Intensity-based targets have the advantage of being easy to understand, measure and compare across different types of assets. But focusing on those targets put the emphasis on a single, portfolio-wide number that could fluctuate as Teachers buys and sells assets.

Teachers felt that focusing on private assets, where the plan has significant ownership stakes in businesses that give it influence and a chance to work directly with senior management to make improvements, would be a better approach.

“Rather than change the composition of a portfolio to meet certain targets ... we are really trying to focus now on areas where we have good line of sight and control to make a difference,” Mr. Taylor said.

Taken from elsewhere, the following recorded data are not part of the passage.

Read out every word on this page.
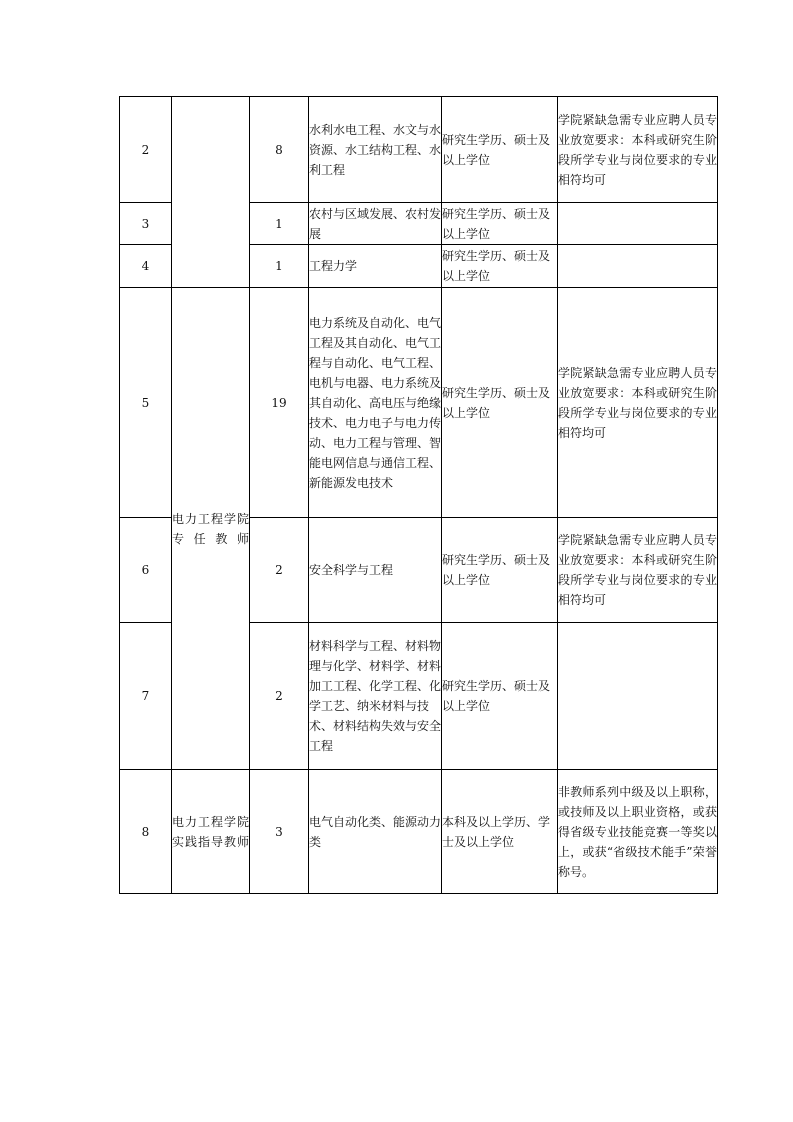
2		8	水利水电工程、水文与水资源、水工结构工程、水利工程	研究生学历、硕士及以上学位	学院紧缺急需专业应聘人员专业放宽要求：本科或研究生阶段所学专业与岗位要求的专业相符均可
3		1	农村与区域发展、农村发展	研究生学历、硕士及以上学位	
4		1	工程力学	研究生学历、硕士及以上学位	
5	电力工程学院专任教师	19	电力系统及自动化、电气工程及其自动化、电气工程与自动化、电气工程、电机与电器、电力系统及其自动化、高电压与绝缘技术、电力电子与电力传动、电力工程与管理、智能电网信息与通信工程、新能源发电技术	研究生学历、硕士及以上学位	学院紧缺急需专业应聘人员专业放宽要求：本科或研究生阶段所学专业与岗位要求的专业相符均可
6		2	安全科学与工程	研究生学历、硕士及以上学位	学院紧缺急需专业应聘人员专业放宽要求：本科或研究生阶段所学专业与岗位要求的专业相符均可
7		2	材料科学与工程、材料物理与化学、材料学、材料加工工程、化学工程、化学工艺、纳米材料与技术、材料结构失效与安全工程	研究生学历、硕士及以上学位	
8	电力工程学院实践指导教师	3	电气自动化类、能源动力类	本科及以上学历、学士及以上学位	非教师系列中级及以上职称，或技师及以上职业资格，或获得省级专业技能竞赛一等奖以上，或获“省级技术能手”荣誉称号。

In its 2025 Canadian Pension Climate Report Card, Shift Action for Pension Wealth and Planet Health gave Teachers a mark of B-. The environmental advocacy group said the retirement fund had drifted from its previous leadership position as some of its peers outlined more ambitious strategies. It also said that Teachers had not made a public commitment to exclude fossil fuels.

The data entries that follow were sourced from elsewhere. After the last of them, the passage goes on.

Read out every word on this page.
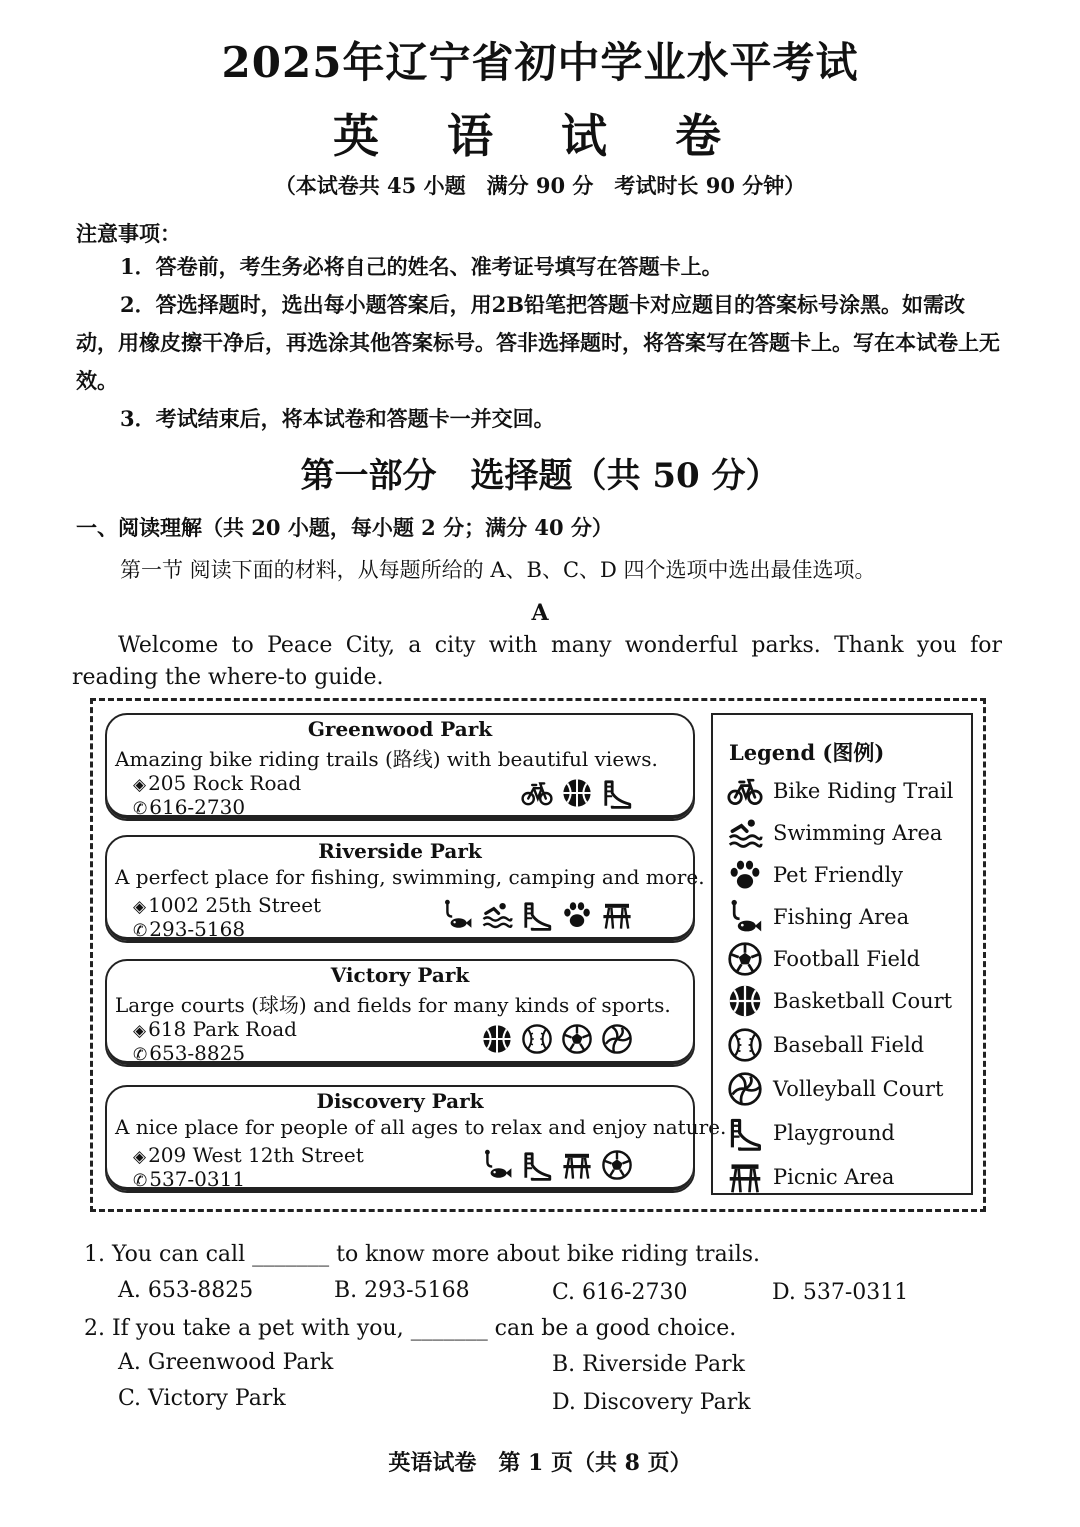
2025年辽宁省初中学业水平考试
英 语 试 卷
（本试卷共 45 小题　满分 90 分　考试时长 90 分钟）
注意事项：

1．答卷前，考生务必将自己的姓名、准考证号填写在答题卡上。

2．答选择题时，选出每小题答案后，用2B铅笔把答题卡对应题目的答案标号涂黑。如需改动，用橡皮擦干净后，再选涂其他答案标号。答非选择题时，将答案写在答题卡上。写在本试卷上无效。

3．考试结束后，将本试卷和答题卡一并交回。

第一部分　选择题（共 50 分）
一、阅读理解（共 20 小题，每小题 2 分；满分 40 分）
第一节 阅读下面的材料，从每题所给的 A、B、C、D 四个选项中选出最佳选项。
A
Welcome to Peace City, a city with many wonderful parks. Thank you for reading the where-to guide.
Greenwood Park
Amazing bike riding trails (路线) with beautiful views.
◈ 205 Rock Road
✆ 616-2730
Riverside Park
A perfect place for fishing, swimming, camping and more.
◈ 1002 25th Street
✆ 293-5168
Victory Park
Large courts (球场) and fields for many kinds of sports.
◈ 618 Park Road
✆ 653-8825
Discovery Park
A nice place for people of all ages to relax and enjoy nature.
◈ 209 West 12th Street
✆ 537-0311
Legend (图例)
Bike Riding Trail
Swimming Area
Pet Friendly
Fishing Area
Football Field
Basketball Court
Baseball Field
Volleyball Court
Playground
Picnic Area
1. You can call _______ to know more about bike riding trails.
A. 653-8825	B. 293-5168	C. 616-2730	D. 537-0311
2. If you take a pet with you, _______ can be a good choice.
A. Greenwood Park	B. Riverside Park
C. Victory Park	D. Discovery Park
英语试卷　第 1 页（共 8 页）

Teachers said its new climate framework has been reviewed and endorsed by the Climate Bonds initiative, a London-based non-governmental organization that sets and certifies standards for green and sustainable debt.

The sustainable investing staff at the fund works closely with the teams that do deals and work to improve companies in the portfolio, said Anna Murray, global head of sustainable investing. One example is Jasper Farms, a major Australian producer of avocados that Teachers acquired in 2017.

“We worked with their teams on determining what type of heat stress would impact yields,” Ms. Murray said. “As a result, they implemented decades worth of adaptation planning.”

The revamped strategy is also designed to target investments that earn strong returns for pensioners, while still pursuing decarbonization. So far, Mr. Taylor said, the plan’s gains on climate-aligned assets have been “consistent” with its expectations across the portfolio.

“Every investment we make and everything that will fall into this criteria is done with a very clear lens of: We’re here to make money for our members,” he said.